Some of the other items donated that were on display include:
•Noveau Voyage Autour Du Monde (A New Voyage Round The World) donated by Nanyang Technological University academic Farish Noor. The 1717 French edition of a map in a book contains a translation of English explorer William Dampier's journey around the world from 1683 to 1691, one of a few historical sources that describe pre-colonial Singapore. Dampier recorded sailing through the Strait of Singapore and encountering Orang Laut who sold fruits and fish to passing vessels.
•Veteran Chinese writer Tian Liu's schedule book, donated by his family. He was vice-chairman of the Singapore Association of Writers and adviser to various literary societies in Singapore in the 1970s.
•An excerpt from musician Lalitha Vaidyanathan's scores from the Hamsadhwani overture, performed for Cinema Raagas at the Esplanade Concert Hall in 2009, donated by Mrs Lalitha for the Digital Archives of Singapore Tamil Music.
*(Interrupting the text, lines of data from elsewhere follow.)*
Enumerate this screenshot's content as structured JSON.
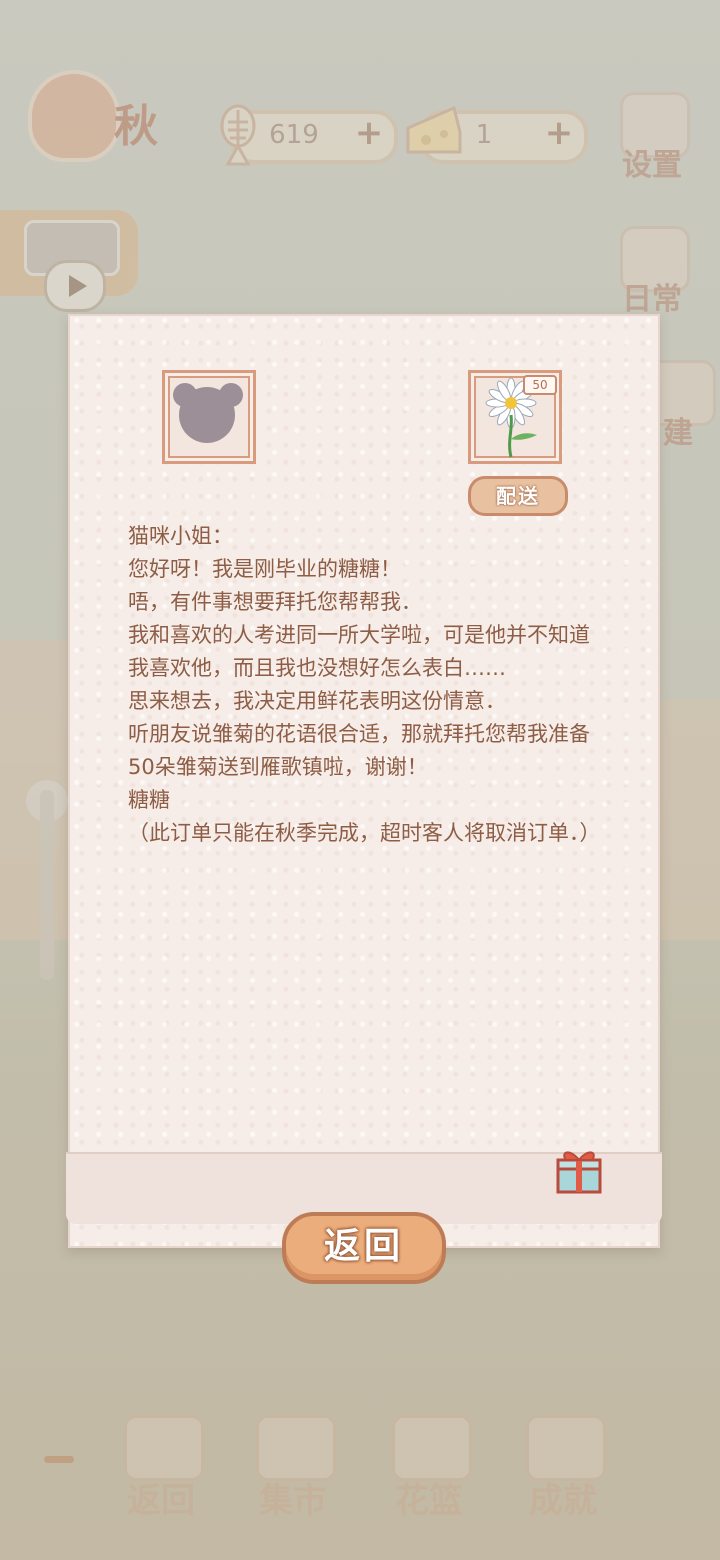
{
  "hud": {
    "season_label": "秋",
    "fish_count": "619",
    "cheese_count": "1",
    "plus": "+"
  },
  "side_buttons": {
    "settings": "设置",
    "daily": "日常",
    "build": "建"
  },
  "letter": {
    "quantity_badge": "50",
    "deliver_label": "配送",
    "lines": [
      "猫咪小姐：",
      "您好呀！我是刚毕业的糖糖！",
      "唔，有件事想要拜托您帮帮我．",
      "我和喜欢的人考进同一所大学啦，可是他并不知道我喜欢他，而且我也没想好怎么表白……",
      "思来想去，我决定用鲜花表明这份情意．",
      "听朋友说雏菊的花语很合适，那就拜托您帮我准备50朵雏菊送到雁歌镇啦，谢谢！",
      "糖糖",
      "（此订单只能在秋季完成，超时客人将取消订单．）"
    ]
  },
  "back_button": "返回",
  "bottom_nav": [
    "返回",
    "集市",
    "花篮",
    "成就"
  ],
  "colors": {
    "text_brown": "#8e5d45",
    "button_orange": "#ecad7c",
    "paper": "#f6ede8"
  }
}
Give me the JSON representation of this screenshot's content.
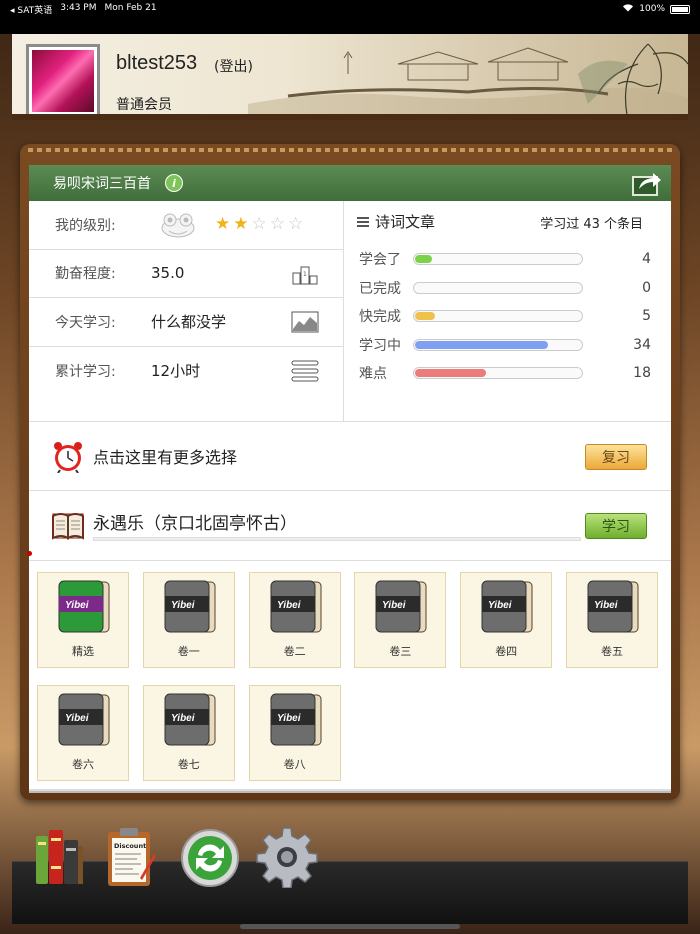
{
  "status_bar": {
    "back_app": "◂ SAT英语",
    "time": "3:43 PM",
    "date": "Mon Feb 21",
    "battery": "100%"
  },
  "user": {
    "name": "bltest253",
    "logout": "(登出)",
    "membership": "普通会员"
  },
  "course": {
    "title": "易呗宋词三百首"
  },
  "stats": {
    "level_label": "我的级别:",
    "level_stars": 2,
    "level_max": 5,
    "diligence_label": "勤奋程度:",
    "diligence_value": "35.0",
    "today_label": "今天学习:",
    "today_value": "什么都没学",
    "total_label": "累计学习:",
    "total_value": "12小时"
  },
  "progress": {
    "heading": "诗词文章",
    "summary": "学习过 43 个条目",
    "items": [
      {
        "label": "学会了",
        "value": "4",
        "fraction": 0.1,
        "color": "#7ed24a"
      },
      {
        "label": "已完成",
        "value": "0",
        "fraction": 0.0,
        "color": "#cccccc"
      },
      {
        "label": "快完成",
        "value": "5",
        "fraction": 0.12,
        "color": "#f0c24c"
      },
      {
        "label": "学习中",
        "value": "34",
        "fraction": 0.79,
        "color": "#7f9ff0"
      },
      {
        "label": "难点",
        "value": "18",
        "fraction": 0.42,
        "color": "#ec7b7b"
      }
    ]
  },
  "more": {
    "text": "点击这里有更多选择",
    "review_button": "复习"
  },
  "study": {
    "poem": "永遇乐（京口北固亭怀古）",
    "study_button": "学习"
  },
  "volumes": [
    {
      "label": "精选",
      "style": "green"
    },
    {
      "label": "卷一",
      "style": "gray"
    },
    {
      "label": "卷二",
      "style": "gray"
    },
    {
      "label": "卷三",
      "style": "gray"
    },
    {
      "label": "卷四",
      "style": "gray"
    },
    {
      "label": "卷五",
      "style": "gray"
    },
    {
      "label": "卷六",
      "style": "gray"
    },
    {
      "label": "卷七",
      "style": "gray"
    },
    {
      "label": "卷八",
      "style": "gray"
    }
  ],
  "book_brand": "Yibei",
  "dock": {
    "clipboard_label": "Discount"
  }
}
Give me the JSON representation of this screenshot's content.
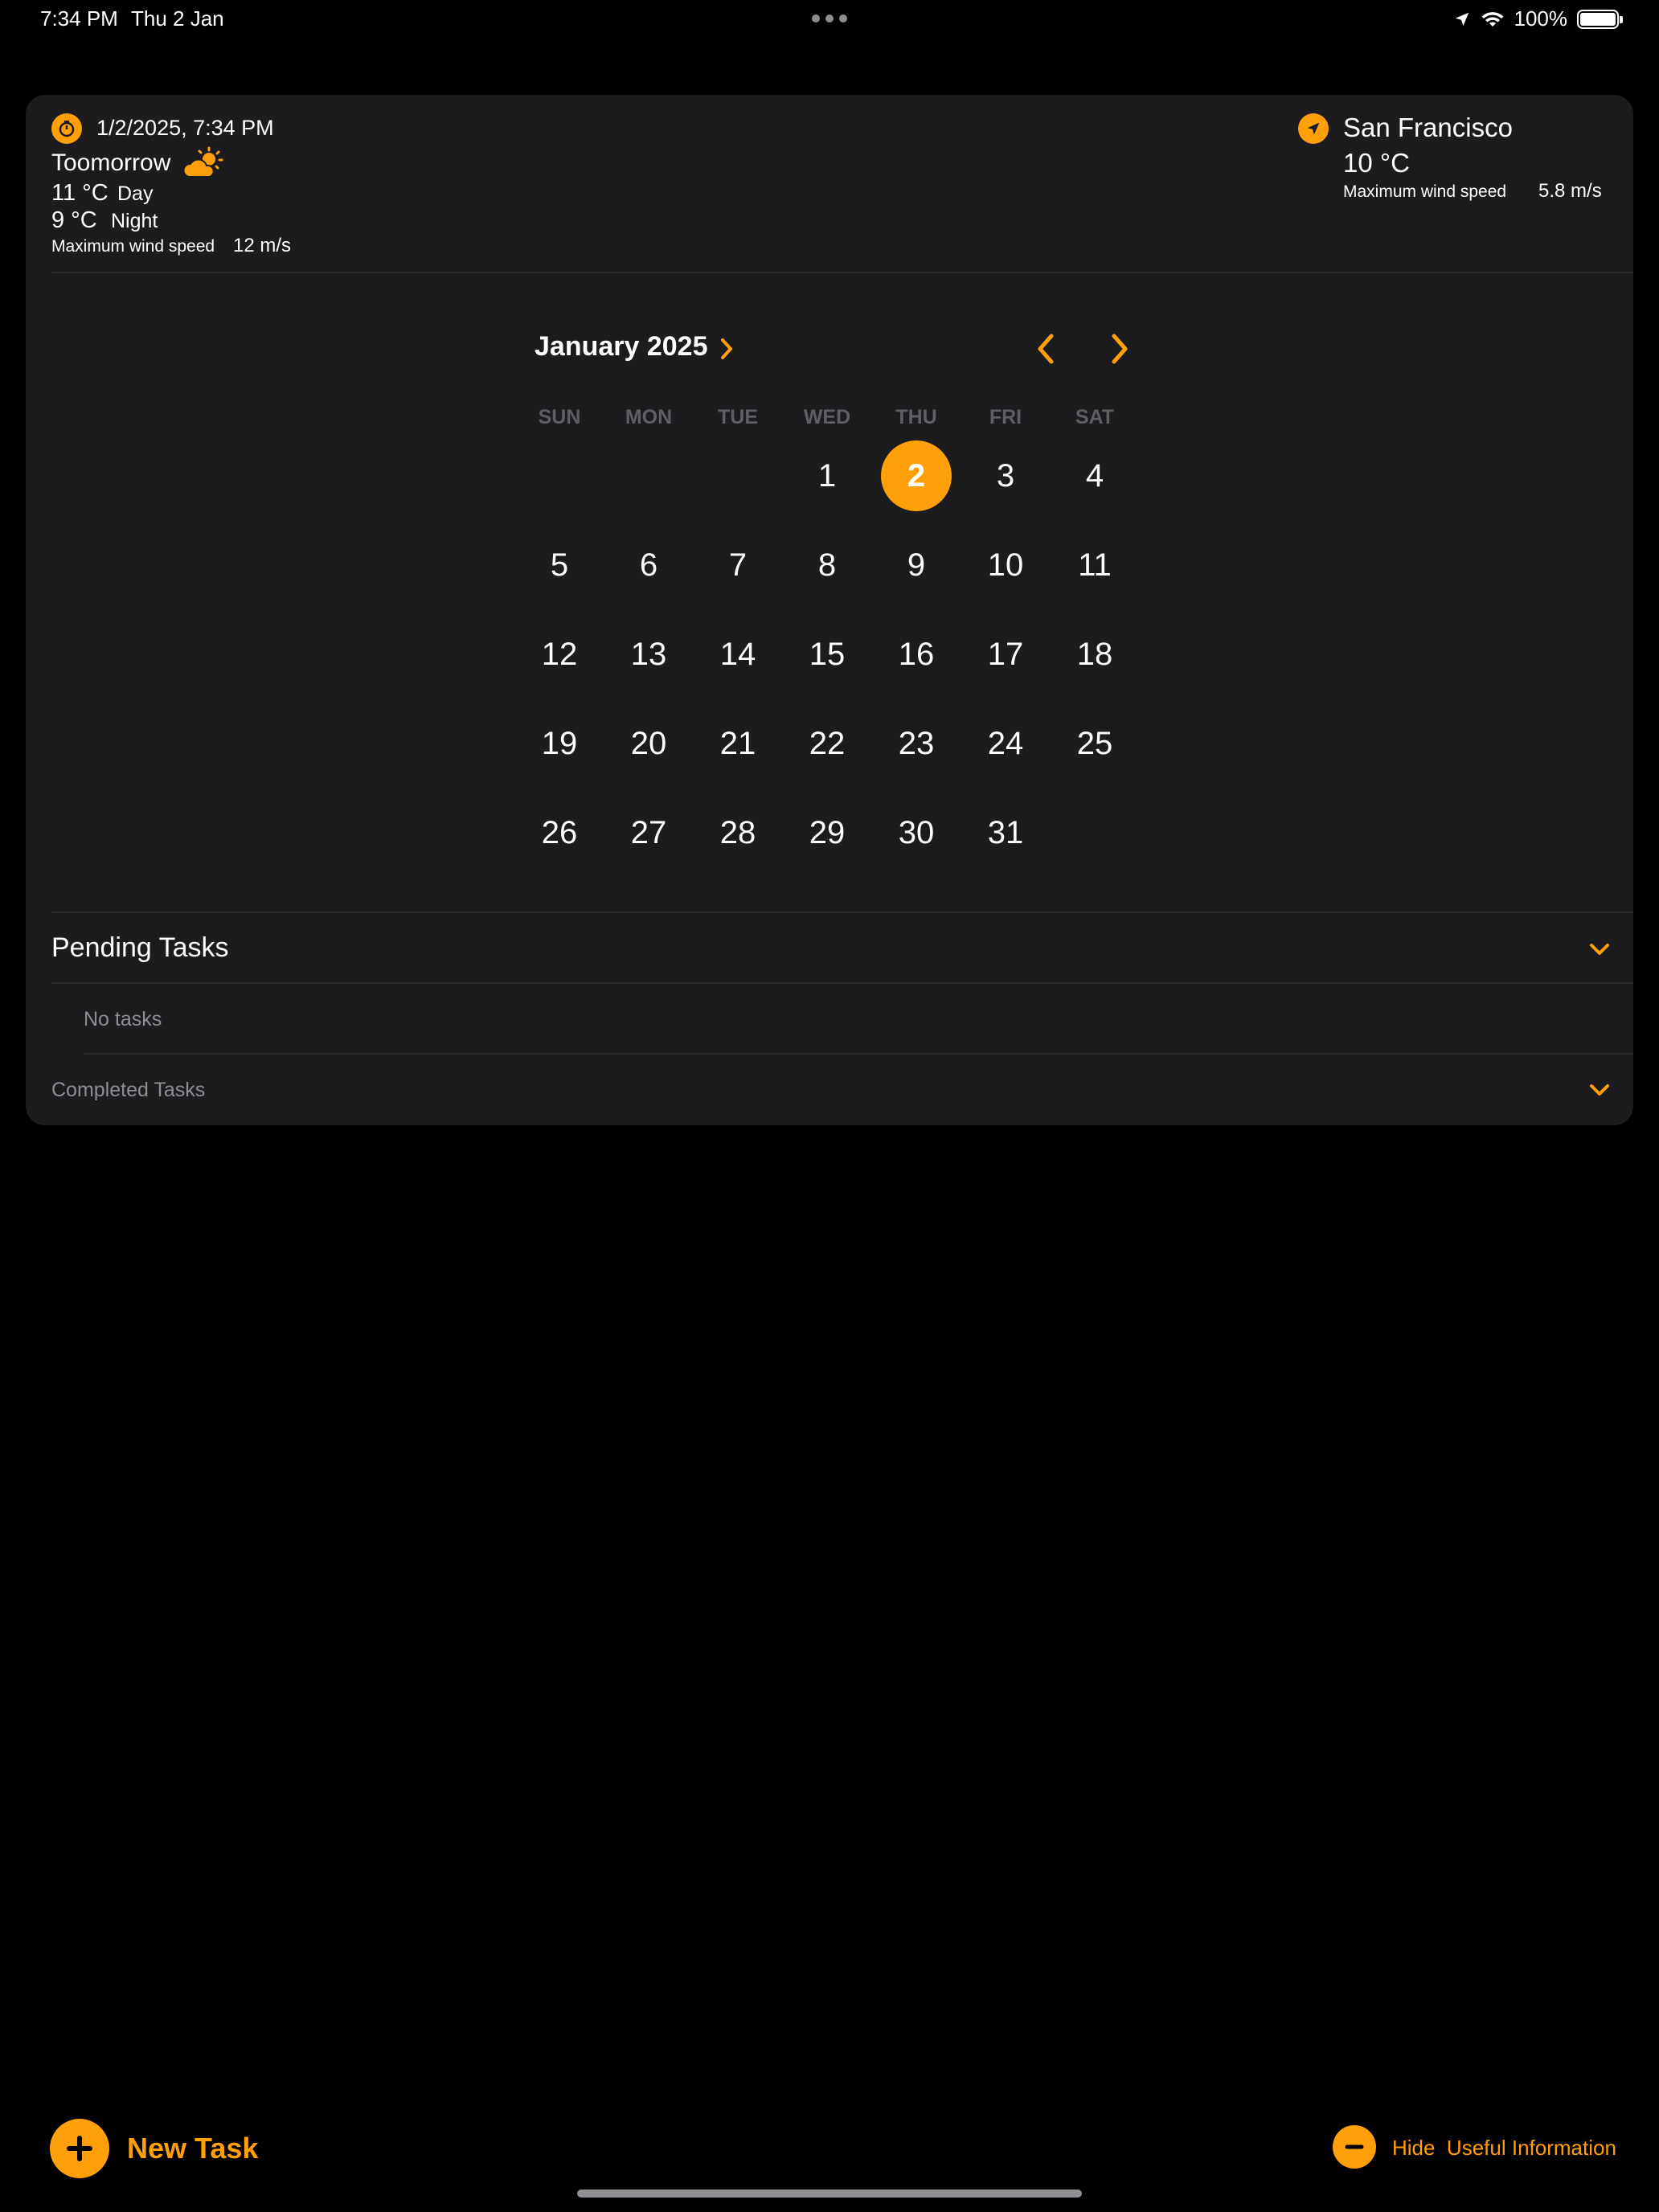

•Singapore Scenes donated by Mr Nigel Sumner, creative director at Lucasfilm Singapore. Shot on Super 8mm film, the digitised home movie contains scenes of Singapore in 1959 just before Mr Sumner's great-uncle, Mr Ken Illsley, returned to England with his family. Mr Illsley was a British soldier stationed in Singapore from 1957 to 1959.
•Condensed milk purchase permit donated by retiree Chiang Poh Long. Such ration cards reflected food shortages during the Japanese Occupation, and the condensed milk permit was issued by the Food Control Office on June 11, 1942, to a child who was born on Jan 25,1942.